Mac mumbled, sifting through the contents of the trunk.
“Who knows if the letter is even real, hon.”
“Look at that thing,” implored Mac, “Look how old it is.”
“Well, it does look old, that’s for sure.” Mira carefully flipped the crinkled pages; one had writing blurred by a dark brown stain. “Looks like somebody spilled coffee on it.”
“What?!” Mac swiped the letter, turned the stationery this way and that, examining it under lamplight. “Blood’s that color when it dries.”
Exasperated, Mira rolled her eyes, yet when Mac went back to inspecting the steamer trunk’s contents, she couldn’t help but examine once more that dark blotch on the page; she didn’t want to think it was blood. She kneeled beside Mac at the open trunk as he pulled out an old flannel shirt.
Mira got a whiff, “Eeewww. I don’t think that got washed before it got put in there.”
Mac spread out the shirt arms. “It’s in good shape though. Might fit me.”

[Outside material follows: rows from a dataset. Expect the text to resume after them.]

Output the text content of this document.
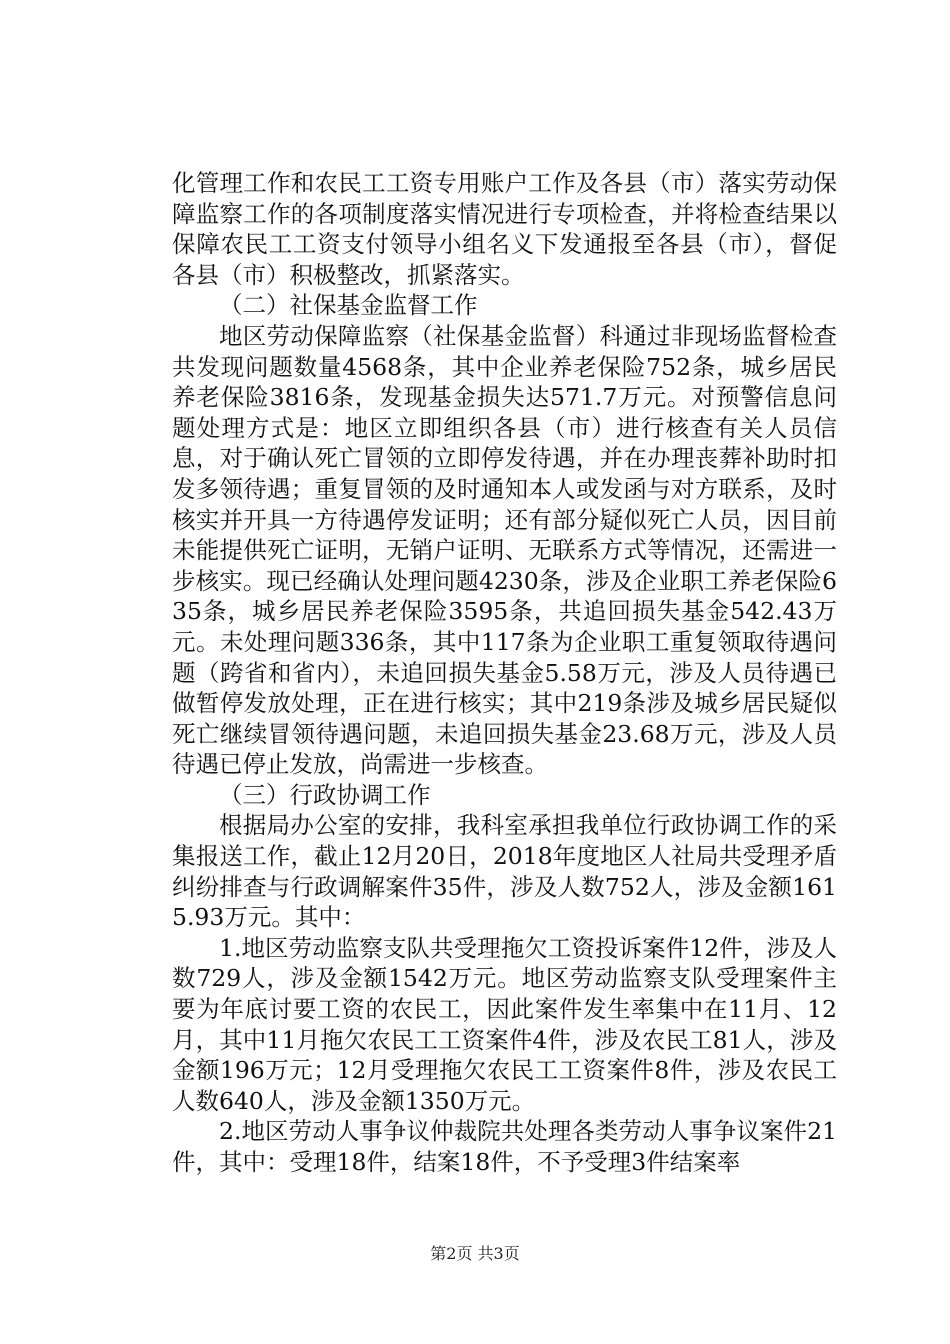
化管理工作和农民工工资专用账户工作及各县（市）落实劳动保障监察工作的各项制度落实情况进行专项检查，并将检查结果以保障农民工工资支付领导小组名义下发通报至各县（市），督促各县（市）积极整改，抓紧落实。

（二）社保基金监督工作

地区劳动保障监察（社保基金监督）科通过非现场监督检查共发现问题数量4568条，其中企业养老保险752条，城乡居民养老保险3816条，发现基金损失达571.7万元。对预警信息问题处理方式是：地区立即组织各县（市）进行核查有关人员信息，对于确认死亡冒领的立即停发待遇，并在办理丧葬补助时扣发多领待遇；重复冒领的及时通知本人或发函与对方联系，及时核实并开具一方待遇停发证明；还有部分疑似死亡人员，因目前未能提供死亡证明，无销户证明、无联系方式等情况，还需进一步核实。现已经确认处理问题4230条，涉及企业职工养老保险635条，城乡居民养老保险3595条，共追回损失基金542.43万元。未处理问题336条，其中117条为企业职工重复领取待遇问题（跨省和省内），未追回损失基金5.58万元，涉及人员待遇已做暂停发放处理，正在进行核实；其中219条涉及城乡居民疑似死亡继续冒领待遇问题，未追回损失基金23.68万元，涉及人员待遇已停止发放，尚需进一步核查。

（三）行政协调工作

根据局办公室的安排，我科室承担我单位行政协调工作的采集报送工作，截止12月20日，2018年度地区人社局共受理矛盾纠纷排查与行政调解案件35件，涉及人数752人，涉及金额1615.93万元。其中：

1.地区劳动监察支队共受理拖欠工资投诉案件12件，涉及人数729人，涉及金额1542万元。地区劳动监察支队受理案件主要为年底讨要工资的农民工，因此案件发生率集中在11月、12月，其中11月拖欠农民工工资案件4件，涉及农民工81人，涉及金额196万元；12月受理拖欠农民工工资案件8件，涉及农民工人数640人，涉及金额1350万元。

2.地区劳动人事争议仲裁院共处理各类劳动人事争议案件21件，其中：受理18件，结案18件，不予受理3件结案率

第2页 共3页
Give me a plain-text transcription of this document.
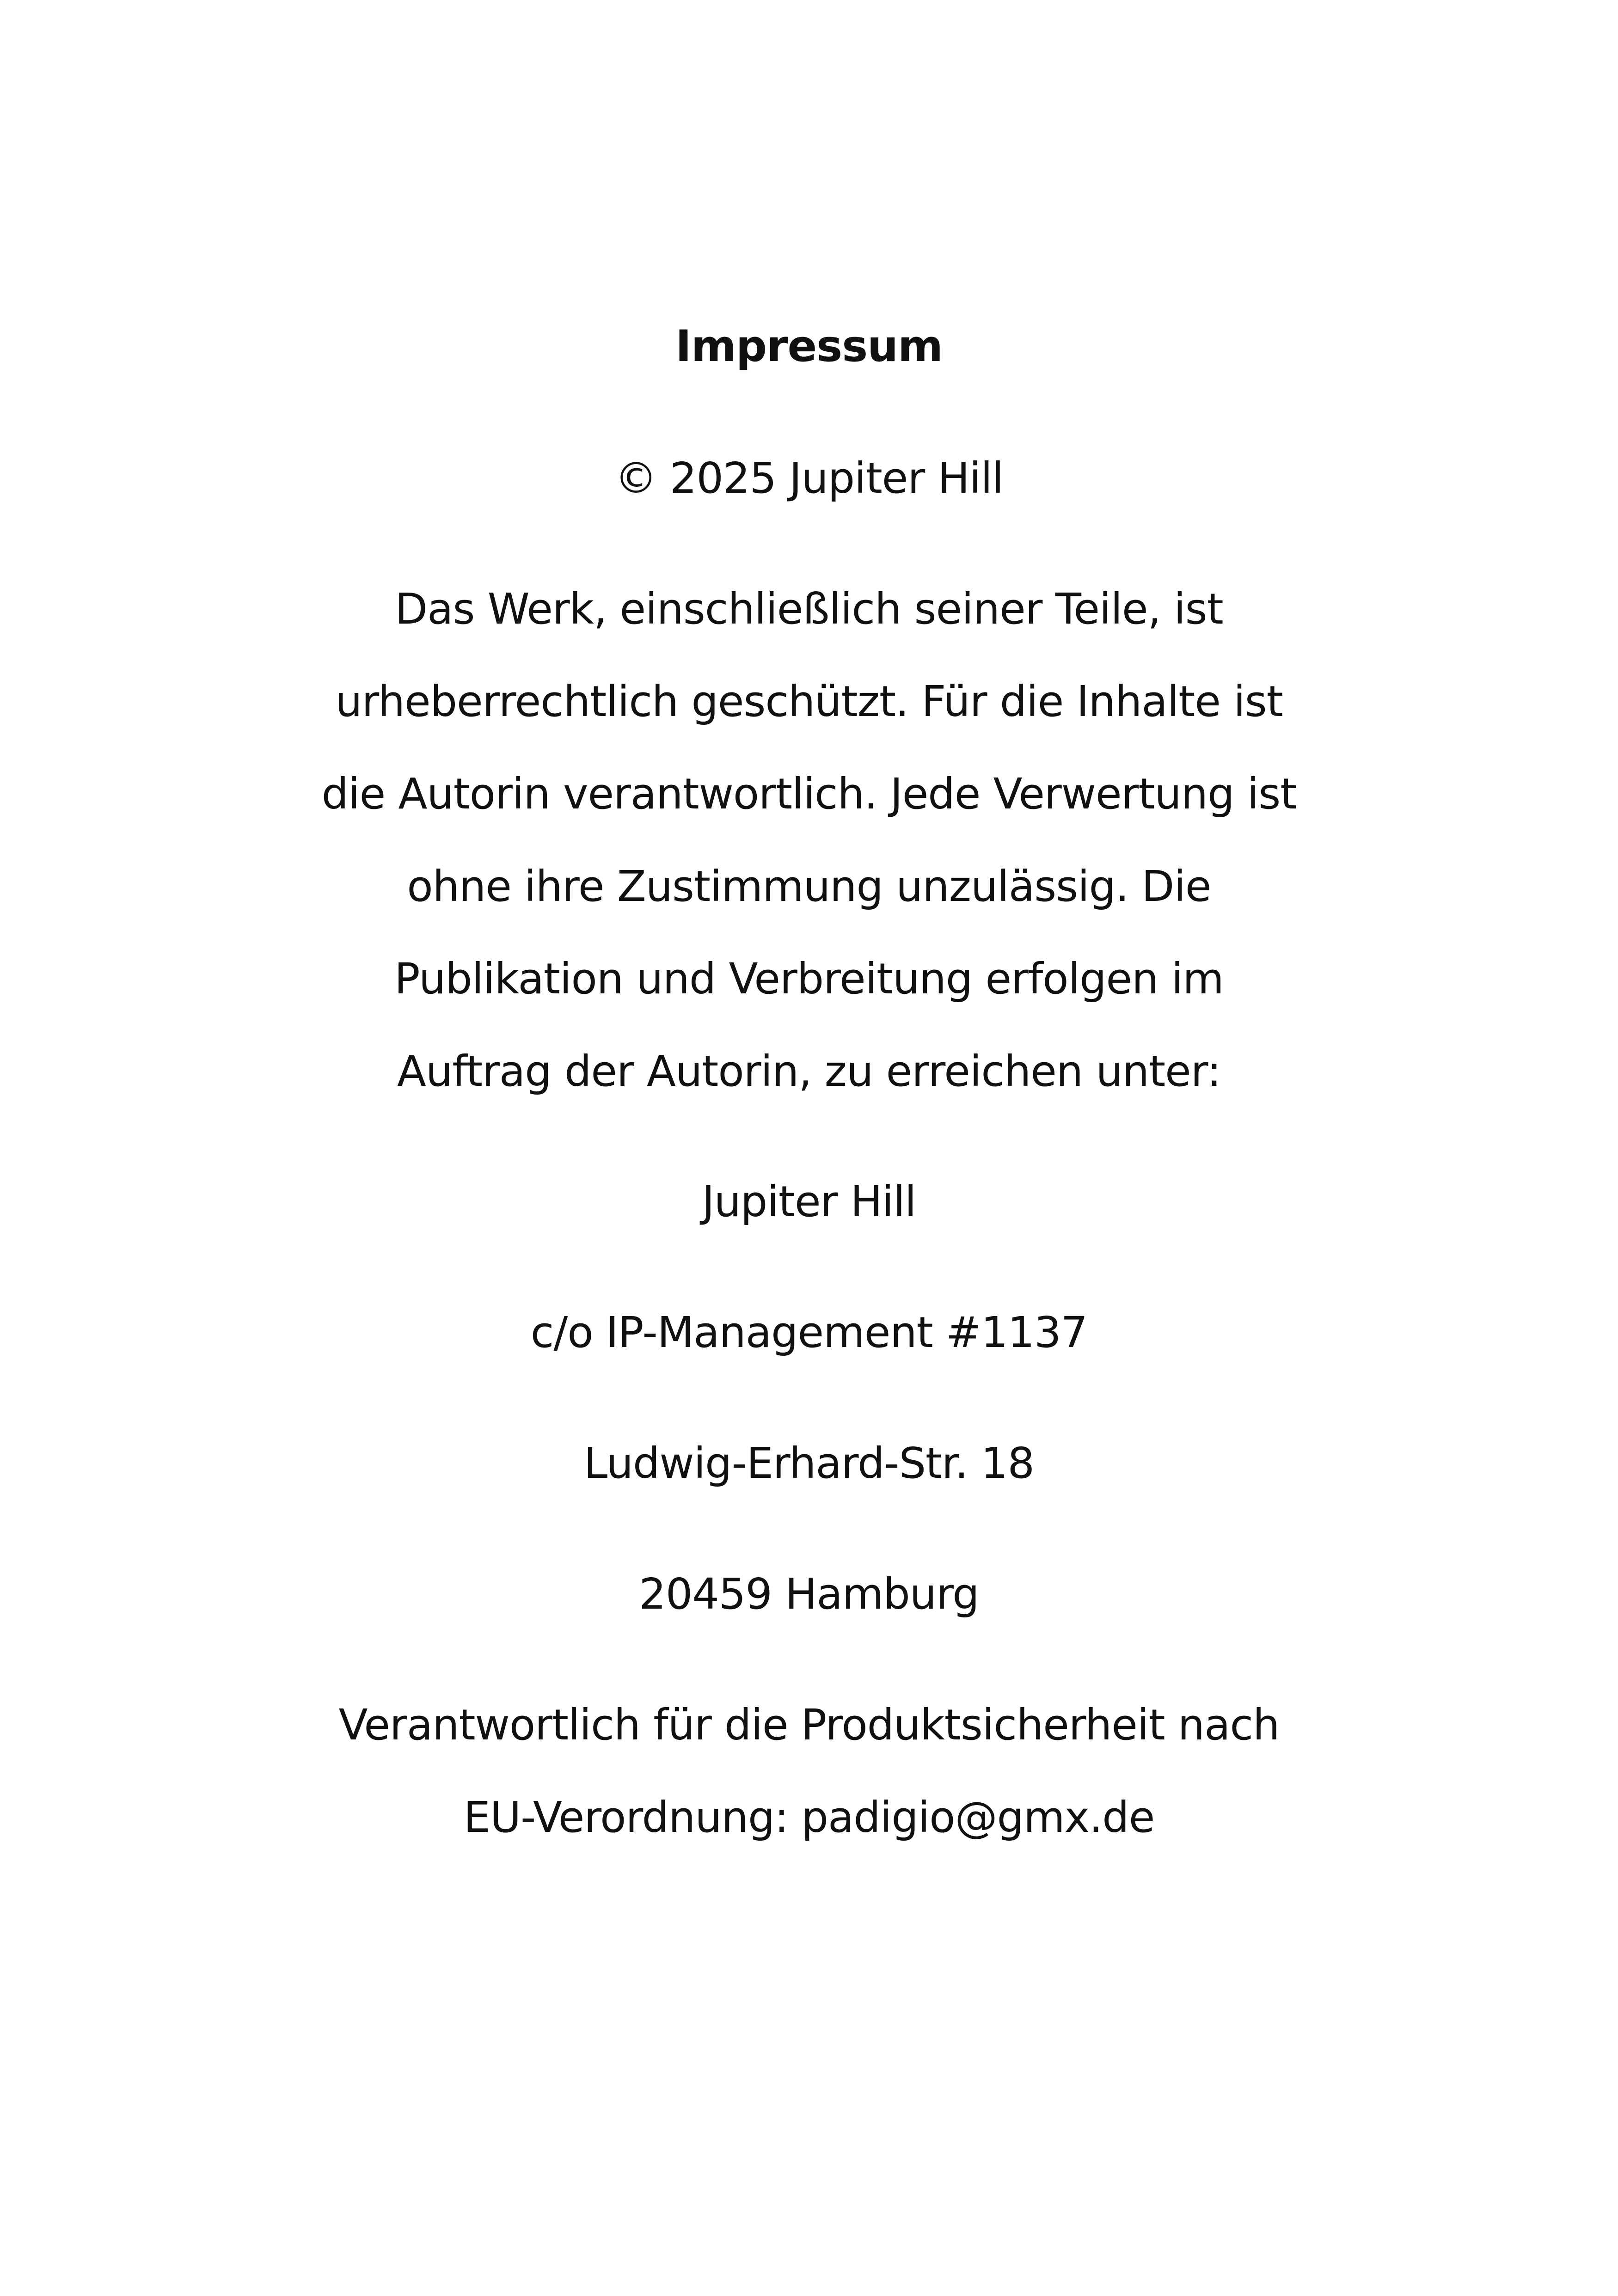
Impressum
© 2025 Jupiter Hill
Das Werk, einschließlich seiner Teile, ist
urheberrechtlich geschützt. Für die Inhalte ist
die Autorin verantwortlich. Jede Verwertung ist
ohne ihre Zustimmung unzulässig. Die
Publikation und Verbreitung erfolgen im
Auftrag der Autorin, zu erreichen unter:
Jupiter Hill
c/o IP-Management #1137
Ludwig-Erhard-Str. 18
20459 Hamburg
Verantwortlich für die Produktsicherheit nach
EU-Verordnung: padigio@gmx.de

“Are you kidding? That’s going straight in the trash, mister. The stench on that shirt has its own zip code.”
Mira grabbed the shirt and tossed it toward the back hall, which led to the porch and garbage can outside.
“I doubt the palimpsest is in there, hon. Look.”
She pointed out a faded sticker on the rear bottom corner of the trunk, not a souvenir from faraway Singapore, Morocco, or even New Jersey, but rather a faded and worn sales sticker from K-Mart.
“That’s probably from the seventies,” she said.
“Some of the stuff in here is older than that, though. The guy who died was in his nineties.”
“You have to stop going to these estate auctions, hon. At least until we can afford to buy the good stuff. Not these sealed trunks with the mystery contents.”
“Hey listen, spending all kinds of money for a painting with a gilded frame will only get me so much in return. This is where the true treasures are found, the kinda stuff people go nuts for on eBay. Like that old toy truck I found last February, remember?”
“You can’t win the lottery every time. These mystery crates are like when we were in school and once a month the cafeteria would cart out its ‘Chef’s Surprise.’ How many times was that a winner?”